Kelsey Seymour will receive her Ph.D. in East Asian Languages and Civilizations from the University of Pennsylvania in June 2018. At Yale, she will expand her dissertation, “The Buddha’s Voice: Ritual Sound and Sensory Experience in Medieval Chinese Religious Practice,” and prepare it for publication. The project explores chanting practices surrounding Chinese Buddhist texts during the Six Dynasties and Tang periods, and how these sonic activities and aural experiences affected not only people’s religious lives in a ritual context, but also the larger role of chant in the lives of medieval Chinese Buddhists, both lay and monastic.
EAST 405, MUSI 476, THST 326
This course introduces students to varieties of Chinese opera through plays, Chinese theories of music and acting, modern scholarship, and recorded media. Furthermore, students learn strategies to evaluate written and performed aspects of Chinese opera in a manner that can be extended to Western opera, film, and other performed genres.

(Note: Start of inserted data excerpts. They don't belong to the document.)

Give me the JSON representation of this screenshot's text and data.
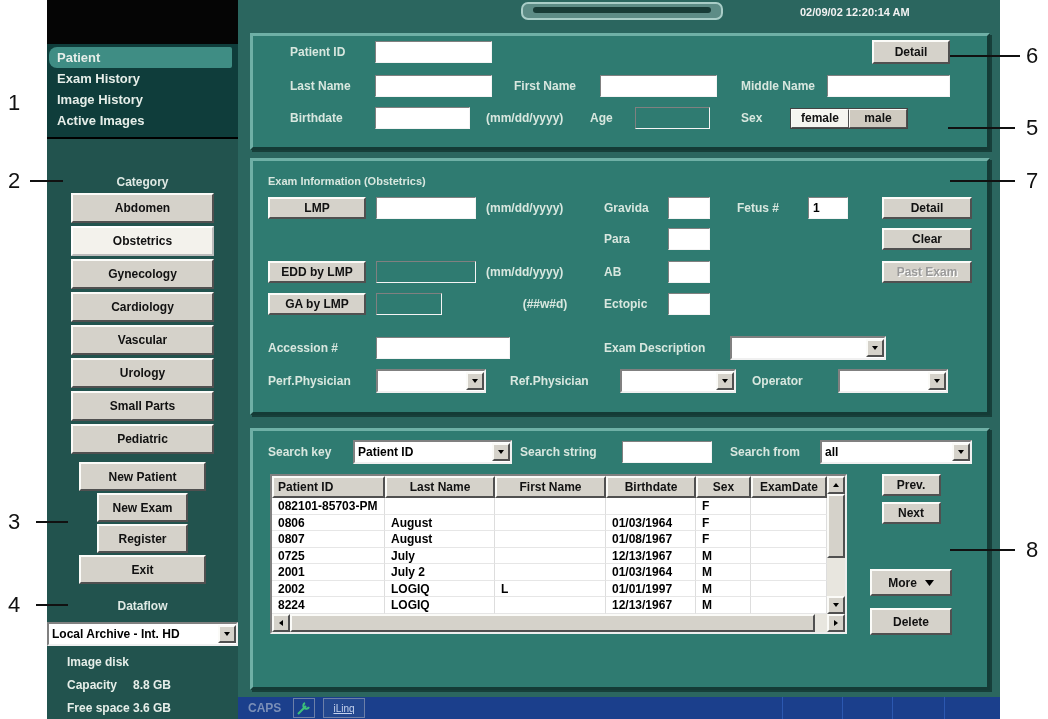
{
  "left_callouts": [
    "1",
    "2",
    "3",
    "4"
  ],
  "right_callouts": [
    "6",
    "5",
    "7",
    "8"
  ],
  "sidebar": {
    "nav": [
      {
        "label": "Patient",
        "selected": true
      },
      {
        "label": "Exam History",
        "selected": false
      },
      {
        "label": "Image History",
        "selected": false
      },
      {
        "label": "Active Images",
        "selected": false
      }
    ],
    "category_label": "Category",
    "categories": [
      {
        "label": "Abdomen",
        "selected": false
      },
      {
        "label": "Obstetrics",
        "selected": true
      },
      {
        "label": "Gynecology",
        "selected": false
      },
      {
        "label": "Cardiology",
        "selected": false
      },
      {
        "label": "Vascular",
        "selected": false
      },
      {
        "label": "Urology",
        "selected": false
      },
      {
        "label": "Small Parts",
        "selected": false
      },
      {
        "label": "Pediatric",
        "selected": false
      }
    ],
    "actions": [
      "New Patient",
      "New Exam",
      "Register",
      "Exit"
    ],
    "dataflow_label": "Dataflow",
    "dataflow": "Local Archive - Int. HD",
    "disk": {
      "title": "Image disk",
      "rows": [
        {
          "label": "Capacity",
          "value": "8.8 GB"
        },
        {
          "label": "Free space",
          "value": "3.6 GB"
        }
      ]
    }
  },
  "datetime": "02/09/02 12:20:14 AM",
  "patient": {
    "patient_id_label": "Patient ID",
    "detail_button": "Detail",
    "last_name_label": "Last Name",
    "first_name_label": "First Name",
    "middle_name_label": "Middle Name",
    "birthdate_label": "Birthdate",
    "date_hint": "(mm/dd/yyyy)",
    "age_label": "Age",
    "sex_label": "Sex",
    "sex_options": [
      {
        "label": "female",
        "selected": true
      },
      {
        "label": "male",
        "selected": false
      }
    ]
  },
  "exam": {
    "title": "Exam Information (Obstetrics)",
    "lmp_button": "LMP",
    "lmp_hint": "(mm/dd/yyyy)",
    "gravida_label": "Gravida",
    "fetus_label": "Fetus #",
    "fetus_value": "1",
    "para_label": "Para",
    "edd_button": "EDD by LMP",
    "edd_hint": "(mm/dd/yyyy)",
    "ab_label": "AB",
    "ga_button": "GA by LMP",
    "ga_hint": "(##w#d)",
    "ectopic_label": "Ectopic",
    "side_buttons": [
      {
        "label": "Detail",
        "disabled": false
      },
      {
        "label": "Clear",
        "disabled": false
      },
      {
        "label": "Past Exam",
        "disabled": true
      }
    ],
    "accession_label": "Accession #",
    "exam_description_label": "Exam Description",
    "perf_physician_label": "Perf.Physician",
    "ref_physician_label": "Ref.Physician",
    "operator_label": "Operator"
  },
  "search": {
    "key_label": "Search key",
    "key_value": "Patient ID",
    "string_label": "Search string",
    "from_label": "Search from",
    "from_value": "all",
    "table": {
      "columns": [
        "Patient ID",
        "Last Name",
        "First Name",
        "Birthdate",
        "Sex",
        "ExamDate"
      ],
      "rows": [
        [
          "082101-85703-PM",
          "",
          "",
          "",
          "F",
          ""
        ],
        [
          "0806",
          "August",
          "",
          "01/03/1964",
          "F",
          ""
        ],
        [
          "0807",
          "August",
          "",
          "01/08/1967",
          "F",
          ""
        ],
        [
          "0725",
          "July",
          "",
          "12/13/1967",
          "M",
          ""
        ],
        [
          "2001",
          "July 2",
          "",
          "01/03/1964",
          "M",
          ""
        ],
        [
          "2002",
          "LOGIQ",
          "L",
          "01/01/1997",
          "M",
          ""
        ],
        [
          "8224",
          "LOGIQ",
          "",
          "12/13/1967",
          "M",
          ""
        ]
      ]
    },
    "prev_button": "Prev.",
    "next_button": "Next",
    "more_button": "More",
    "delete_button": "Delete"
  },
  "status_bar": {
    "caps": "CAPS",
    "iling": "iLinq"
  }
}
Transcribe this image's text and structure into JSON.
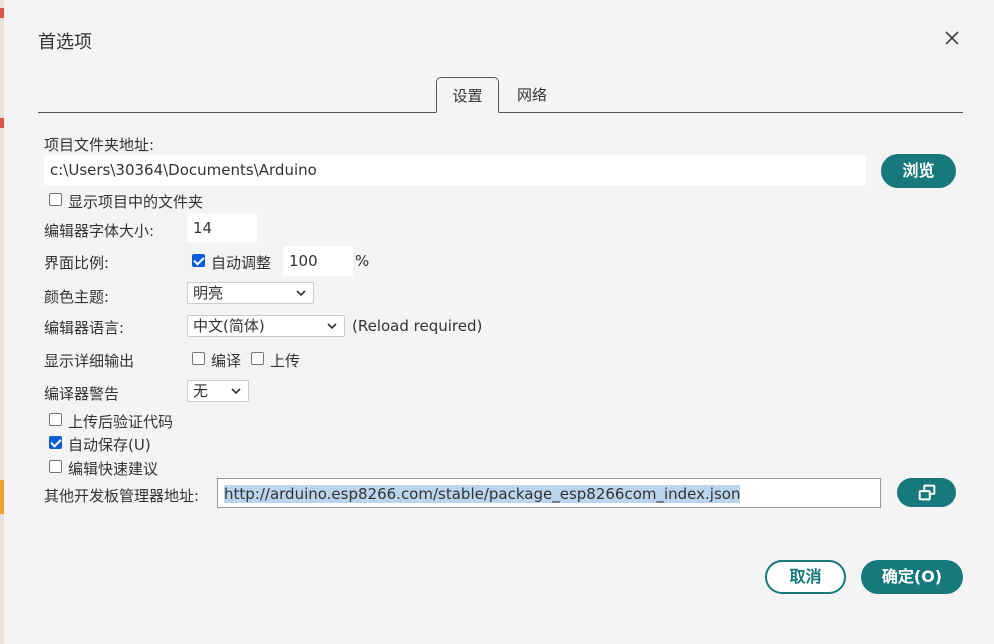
{
  "dialog": {
    "title": "首选项",
    "tabs": [
      {
        "label": "设置",
        "active": true
      },
      {
        "label": "网络",
        "active": false
      }
    ]
  },
  "settings": {
    "sketchbook_label": "项目文件夹地址:",
    "sketchbook_path": "c:\\Users\\30364\\Documents\\Arduino",
    "browse_label": "浏览",
    "show_sketch_files_label": "显示项目中的文件夹",
    "show_sketch_files_checked": false,
    "font_size_label": "编辑器字体大小:",
    "font_size_value": "14",
    "scale_label": "界面比例:",
    "auto_scale_label": "自动调整",
    "auto_scale_checked": true,
    "scale_value": "100",
    "scale_unit": "%",
    "theme_label": "颜色主题:",
    "theme_value": "明亮",
    "language_label": "编辑器语言:",
    "language_value": "中文(简体)",
    "language_note": "(Reload required)",
    "verbose_label": "显示详细输出",
    "verbose_compile_label": "编译",
    "verbose_compile_checked": false,
    "verbose_upload_label": "上传",
    "verbose_upload_checked": false,
    "compiler_warnings_label": "编译器警告",
    "compiler_warnings_value": "无",
    "verify_after_upload_label": "上传后验证代码",
    "verify_after_upload_checked": false,
    "auto_save_label": "自动保存(U)",
    "auto_save_checked": true,
    "quick_suggestions_label": "编辑快速建议",
    "quick_suggestions_checked": false,
    "board_urls_label": "其他开发板管理器地址:",
    "board_urls_value": "http://arduino.esp8266.com/stable/package_esp8266com_index.json"
  },
  "footer": {
    "cancel_label": "取消",
    "ok_label": "确定(O)"
  },
  "colors": {
    "accent": "#17797c",
    "checkbox_checked": "#0b5cd8",
    "selection_highlight": "#bcd5ee"
  }
}
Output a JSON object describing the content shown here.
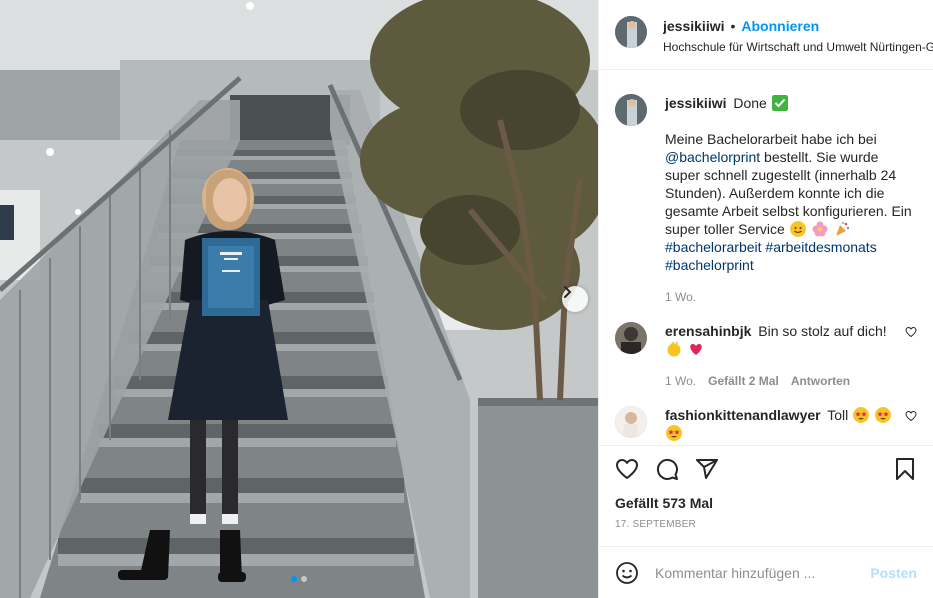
{
  "colors": {
    "link": "#00376b",
    "accent": "#0095f6",
    "muted": "#8e8e8e",
    "like_red": "#ed4956"
  },
  "header": {
    "username": "jessikiiwi",
    "separator": "•",
    "follow_label": "Abonnieren",
    "location": "Hochschule für Wirtschaft und Umwelt Nürtingen-G"
  },
  "caption": {
    "username": "jessikiiwi",
    "title": "Done",
    "title_emoji": "check-mark-icon",
    "text_1": "Meine Bachelorarbeit habe ich bei",
    "mention": "@bachelorprint",
    "text_2": "bestellt. Sie wurde super schnell zugestellt (innerhalb 24 Stunden). Außerdem konnte ich die gesamte Arbeit selbst konfigurieren. Ein super toller Service",
    "hashtag_1": "#bachelorarbeit",
    "hashtag_2": "#arbeitdesmonats",
    "hashtag_3": "#bachelorprint",
    "age": "1 Wo."
  },
  "comments": [
    {
      "username": "erensahinbjk",
      "text": "Bin so stolz auf dich!",
      "age": "1 Wo.",
      "likes": "Gefällt 2 Mal",
      "reply": "Antworten"
    },
    {
      "username": "fashionkittenandlawyer",
      "text": "Toll"
    }
  ],
  "actions": {
    "likes_label": "Gefällt 573 Mal",
    "date": "17. SEPTEMBER"
  },
  "add_comment": {
    "placeholder": "Kommentar hinzufügen ...",
    "post_label": "Posten"
  },
  "carousel": {
    "slide_count": 2,
    "current": 1
  }
}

RLST 344, EALL 294, EAST 393
Death and the Afterlife in Chinese Cultures
This seminar explores ideas surrounding death in China and Taiwan, including retribution, the afterlife, and ghosts in Chinese religious traditions. To investigate this, we turn to religious scriptures, mortuary items, documentaries, and scholarly writings, and ask ourselves the following questions: How do concepts of the afterlife reflect and affect the situations of the living? How do the living maintain a relationship with the dead?